ADENA: Well, I love it here! Alas! I wish I could stay here! Here, I could die of a broken heart if I didn’t get my way – what would you do then? Or, better yet, just run away with some dashing young poet – with lovely eyes and an even better– [Turns and stares at them all.] Well, I could. Here, they see us blazing through the sky, our house like a star fallen to earth, and they know we are fallen angels – and that our broken hearts brought us here!
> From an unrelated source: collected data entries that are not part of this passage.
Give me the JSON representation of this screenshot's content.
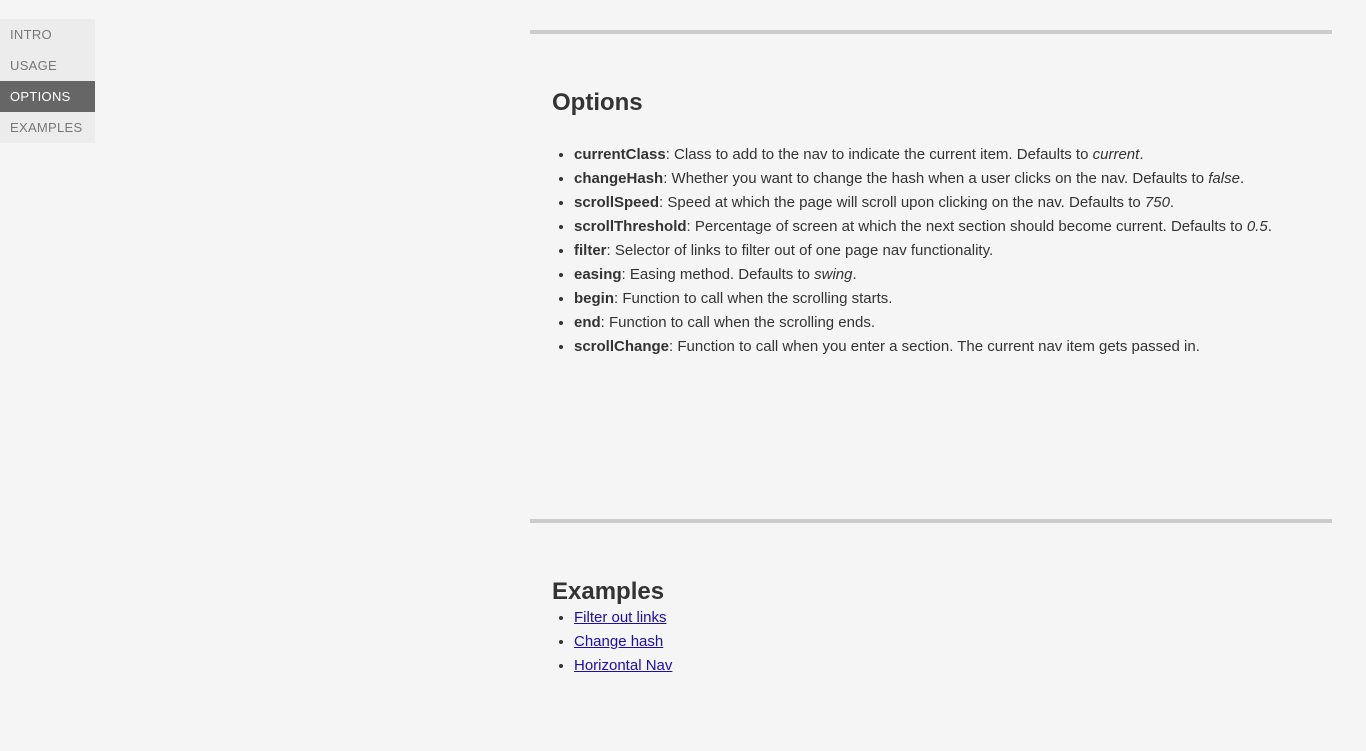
{
  "sidebar": {
    "items": [
      {
        "label": "INTRO",
        "current": false
      },
      {
        "label": "USAGE",
        "current": false
      },
      {
        "label": "OPTIONS",
        "current": true
      },
      {
        "label": "EXAMPLES",
        "current": false
      }
    ]
  },
  "sections": {
    "options": {
      "heading": "Options",
      "items": [
        {
          "name": "currentClass",
          "desc": ": Class to add to the nav to indicate the current item. Defaults to ",
          "default": "current",
          "tail": "."
        },
        {
          "name": "changeHash",
          "desc": ": Whether you want to change the hash when a user clicks on the nav. Defaults to ",
          "default": "false",
          "tail": "."
        },
        {
          "name": "scrollSpeed",
          "desc": ": Speed at which the page will scroll upon clicking on the nav. Defaults to ",
          "default": "750",
          "tail": "."
        },
        {
          "name": "scrollThreshold",
          "desc": ": Percentage of screen at which the next section should become current. Defaults to ",
          "default": "0.5",
          "tail": "."
        },
        {
          "name": "filter",
          "desc": ": Selector of links to filter out of one page nav functionality.",
          "default": "",
          "tail": ""
        },
        {
          "name": "easing",
          "desc": ": Easing method. Defaults to ",
          "default": "swing",
          "tail": "."
        },
        {
          "name": "begin",
          "desc": ": Function to call when the scrolling starts.",
          "default": "",
          "tail": ""
        },
        {
          "name": "end",
          "desc": ": Function to call when the scrolling ends.",
          "default": "",
          "tail": ""
        },
        {
          "name": "scrollChange",
          "desc": ": Function to call when you enter a section. The current nav item gets passed in.",
          "default": "",
          "tail": ""
        }
      ]
    },
    "examples": {
      "heading": "Examples",
      "links": [
        {
          "label": "Filter out links"
        },
        {
          "label": "Change hash"
        },
        {
          "label": "Horizontal Nav"
        }
      ]
    }
  }
}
WERNER: I think I’m going to vomit. I can do without the passion very well. Just give me a stove.
ADENA: But we could live like Bohemians and endure the cold for love!
WERNER: Have you ever endured the cold for love?
ADENA: Well, no.
WERNER: Trust me, Adena. It’s overrated. Better to read about than to accomplish.
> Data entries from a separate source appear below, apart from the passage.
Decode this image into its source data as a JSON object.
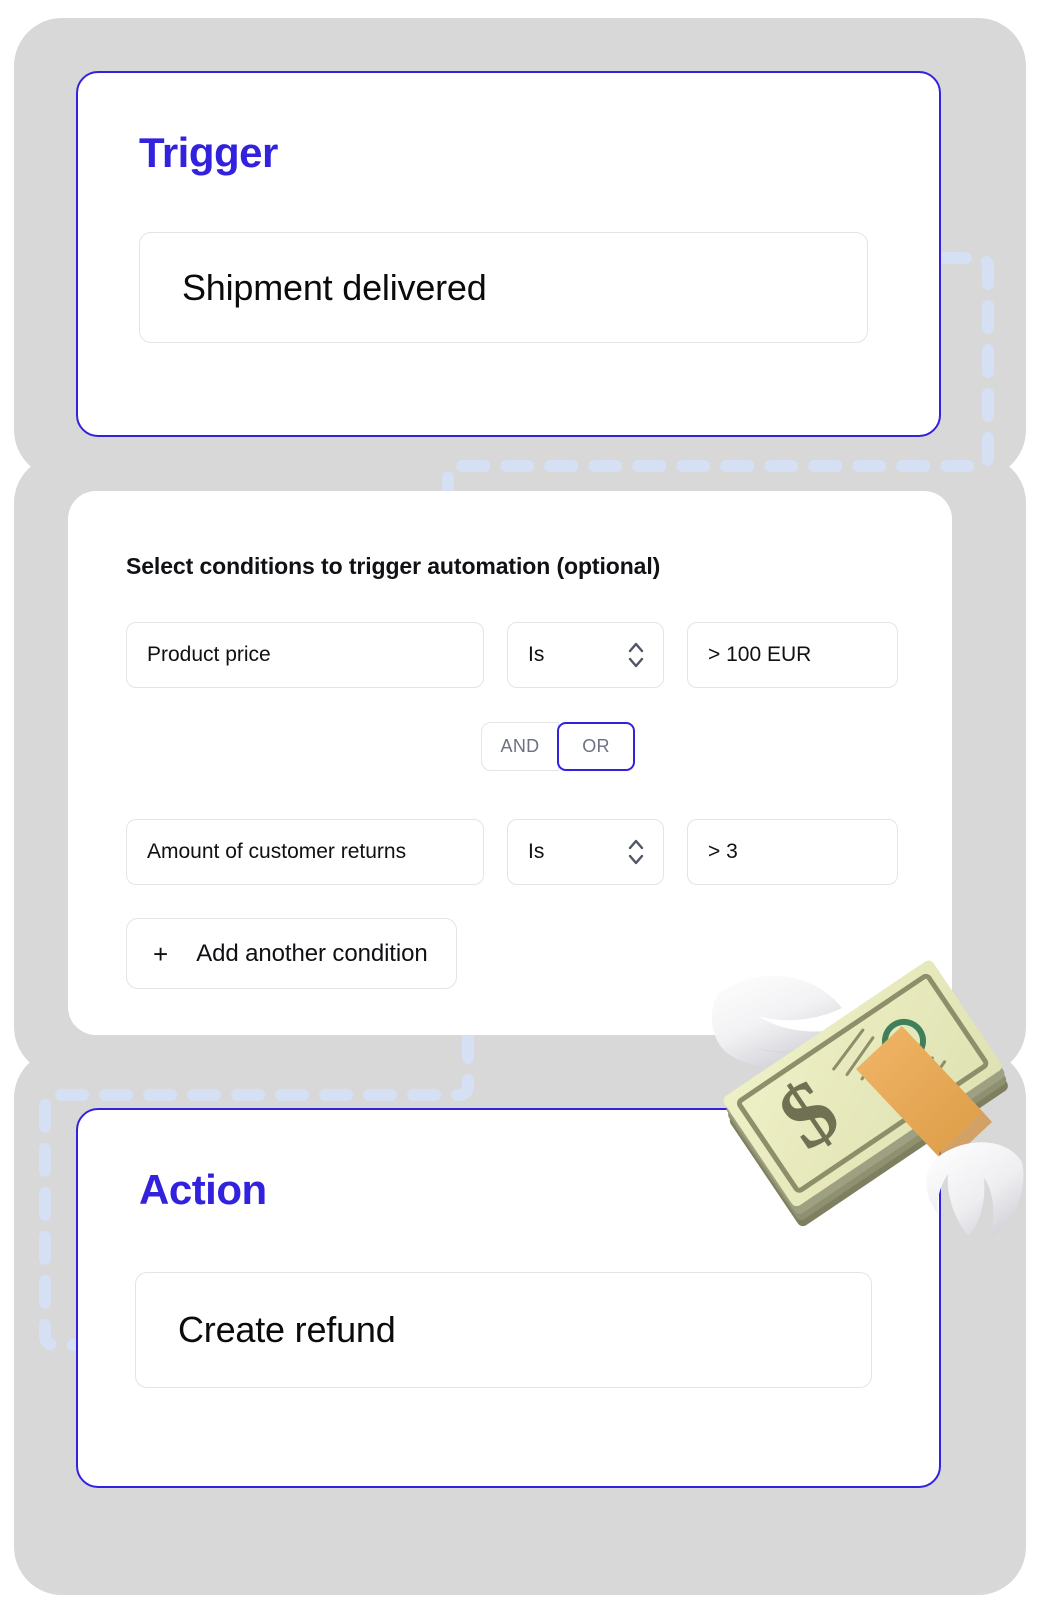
{
  "theme": {
    "accent_blue": "#3322dd",
    "backdrop_gray": "#d8d8d8",
    "card_white": "#ffffff",
    "field_border": "#e2e4e8",
    "connector_blue": "#d6e0f5",
    "muted_text": "#6c7280"
  },
  "trigger": {
    "title": "Trigger",
    "selected_value": "Shipment delivered"
  },
  "conditions": {
    "heading": "Select conditions to trigger automation (optional)",
    "rows": [
      {
        "field": "Product price",
        "operator": "Is",
        "value": "> 100 EUR",
        "stepper_icon": "chevron-up-down-icon"
      },
      {
        "field": "Amount of customer returns",
        "operator": "Is",
        "value": "> 3",
        "stepper_icon": "chevron-up-down-icon"
      }
    ],
    "logic_toggle": {
      "options": [
        "AND",
        "OR"
      ],
      "selected": "OR"
    },
    "add_button": {
      "plus": "+",
      "label": "Add another condition"
    }
  },
  "action": {
    "title": "Action",
    "selected_value": "Create refund"
  },
  "decoration": {
    "emoji_name": "money-with-wings-emoji"
  }
}
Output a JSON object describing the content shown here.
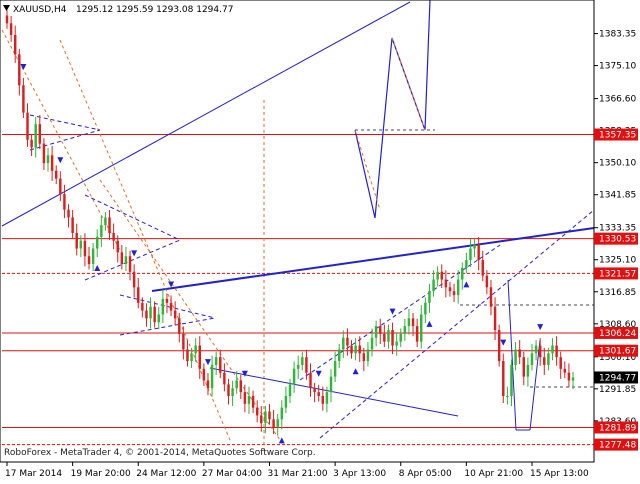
{
  "header": {
    "symbol": "XAUUSD,H4",
    "ohlc": "1295.12 1295.59 1293.08 1294.77"
  },
  "footer": {
    "copyright": "RoboForex - MetaTrader 4, © 2001-2014, MetaQuotes Software Corp."
  },
  "colors": {
    "bull": "#2fb53a",
    "bear": "#d92020",
    "level": "#e01010",
    "channel": "#2222cc",
    "projection": "#e07030",
    "guide": "#444466",
    "axis": "#000000"
  },
  "chart_data": {
    "type": "candlestick",
    "symbol": "XAUUSD",
    "timeframe": "H4",
    "ylim": [
      1273,
      1392
    ],
    "y_ticks": [
      1383.35,
      1375.1,
      1366.6,
      1358.35,
      1350.1,
      1341.85,
      1333.35,
      1325.1,
      1316.85,
      1308.6,
      1300.1,
      1291.85,
      1283.6
    ],
    "x_ticks": [
      "17 Mar 2014",
      "19 Mar 20:00",
      "24 Mar 12:00",
      "27 Mar 04:00",
      "31 Mar 21:00",
      "3 Apr 13:00",
      "8 Apr 05:00",
      "10 Apr 21:00",
      "15 Apr 13:00"
    ],
    "x_tick_index": [
      0,
      16,
      32,
      48,
      64,
      80,
      96,
      112,
      128
    ],
    "horizontal_levels": [
      {
        "value": 1357.35,
        "style": "solid"
      },
      {
        "value": 1330.53,
        "style": "solid"
      },
      {
        "value": 1321.57,
        "style": "dotted"
      },
      {
        "value": 1306.24,
        "style": "solid"
      },
      {
        "value": 1301.67,
        "style": "solid"
      },
      {
        "value": 1281.89,
        "style": "solid"
      },
      {
        "value": 1277.48,
        "style": "dotted"
      }
    ],
    "current_price": 1294.77,
    "close": [
      1386,
      1383,
      1378,
      1370,
      1363,
      1356,
      1354,
      1360,
      1355,
      1350,
      1352,
      1348,
      1346,
      1342,
      1338,
      1336,
      1332,
      1328,
      1330,
      1326,
      1324,
      1328,
      1331,
      1334,
      1336,
      1332,
      1330,
      1327,
      1324,
      1326,
      1322,
      1318,
      1314,
      1312,
      1310,
      1313,
      1309,
      1311,
      1315,
      1314,
      1312,
      1310,
      1306,
      1302,
      1299,
      1301,
      1303,
      1297,
      1294,
      1292,
      1298,
      1300,
      1296,
      1293,
      1290,
      1292,
      1294,
      1291,
      1288,
      1290,
      1287,
      1285,
      1283,
      1286,
      1284,
      1282,
      1284,
      1287,
      1290,
      1293,
      1297,
      1298,
      1300,
      1296,
      1292,
      1291,
      1290,
      1288,
      1291,
      1295,
      1299,
      1302,
      1305,
      1303,
      1301,
      1303,
      1301,
      1299,
      1302,
      1305,
      1308,
      1306,
      1304,
      1307,
      1303,
      1304,
      1306,
      1308,
      1310,
      1308,
      1304,
      1311,
      1314,
      1317,
      1320,
      1322,
      1320,
      1318,
      1317,
      1316,
      1320,
      1323,
      1325,
      1328,
      1329,
      1325,
      1321,
      1318,
      1313,
      1307,
      1299,
      1290,
      1290,
      1298,
      1302,
      1300,
      1295,
      1298,
      1301,
      1303,
      1300,
      1298,
      1301,
      1303,
      1300,
      1297,
      1296,
      1294,
      1294.77
    ]
  }
}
FIONA: It’s not such a bad place. Colorful and free. But it would be so easy to get lost in all the spectacle. Is that really what I want?
COLE: See? You’re upsetting your mother—
FIONA: I didn’t say that.
COLE: But you meant it, Fiona. I’m sure you did.
FIONA: Oh, I see. You think you can decide how I should feel, just because it’s historical. Well, it still hurts, no matter the year!
COLE: Everyone’s overreacting. I blame the century! Give me that remote!
FIONA: Don’t be so bossy, Cole.
WERNER: I know just where to go! [He grabs the machine from Adena and starts pushing buttons. The images on the backdrop change from nineteenth-century ones to twentieth-century ones.]
ALL: Here we are in the twentieth century.
Everything’s upside down, and nothing means anything.
No one cares about anyone. No one cares about care.
Everything’s falling apart, but no one stops.
COLE: So, here we are in the twentieth century. There are lots of machines, which is logical, of course…
FIONA: But everywhere I look is war, disease, torture. Money that people will die for, but which no one cares about. So much of it is stained with blood.
COLE: Look, a factory. People acting like machines. I suppose it’s not so bad.
ADENA: Not so bad? I don’t see how you can stand it! It feels dead here. Apathetic.
FIONA: Why did you bring us here, Werner?
WERNER: Why are we here? Don’t you see? That doesn’t matter. We know everything. Nothing to be discovered, embraced, denied. Nothing to make you care. We know we’re in an opera, but it doesn’t matter. We know it isn’t very good, but we know that no one will notice. We’ve read all our lines. There’s nothing to wonder about. When they see our house going by, they say, “Oh, another troupe of time traveling opera singers.” Nothing special. It’s comfortable. Safe as death itself. I could stay here until I die.
ADENA: No, you couldn’t. Global warming or not, this is the coldest age possible.
FIONA: They can see what they’re doing. Why don’t they do anything about it? It’s like they’re living for death.
COLE: [Sarcastically.] Oh, that’s rational.
FIONA: I don’t want rational, or passionate. I don’t want to explore new places, or destroy them. Why are things always the same? Couldn’t we change it?
COLE: I just don’t think you’d be happy anywhere. Makes sense. You don’t fit in anywhere. Even Adena fits in somewhere, but not you!
FIONA: And what about you? You fit anywhere all too easily! Give me that thing. [She takes the time machine from Werner and dashes it on the table, breaking it. The backdrop images shift rapidly, then settle back to the scene from the beginning of the opera.] I’m so glad postmodernism is dead.
ADENA: It is?
FIONA: Oh, yes. For several years now, I think.
WERNER: Then what is it now?
FIONA: It’s… It’s… I don’t think we’ll know until we’re looking back at it.
WERNER: If we live that long. Oh, I don’t care, anyway. Turn up the heat, Cole.
COLE: I told you. It’s not rational– We must be ordered, hierarchical. Oh, never mind. Shall we play cards again? [He picks up the deck and begins to shuffle.]
ADENA: Why not?
WERNER: I guess so. Who cares?
COLE: [Passing out cards] Hello? Fiona? Earth to Fiona!
FIONA: Oh, sorry. Yes, deal me in. No. No! Don’t deal me in.
COLE: What is it now?
FIONA: Everything is always the same here. But I think I’ll go out to the garden anyway…
[She exits, leaving the others to their card game. The lights fade. The curtain closes.]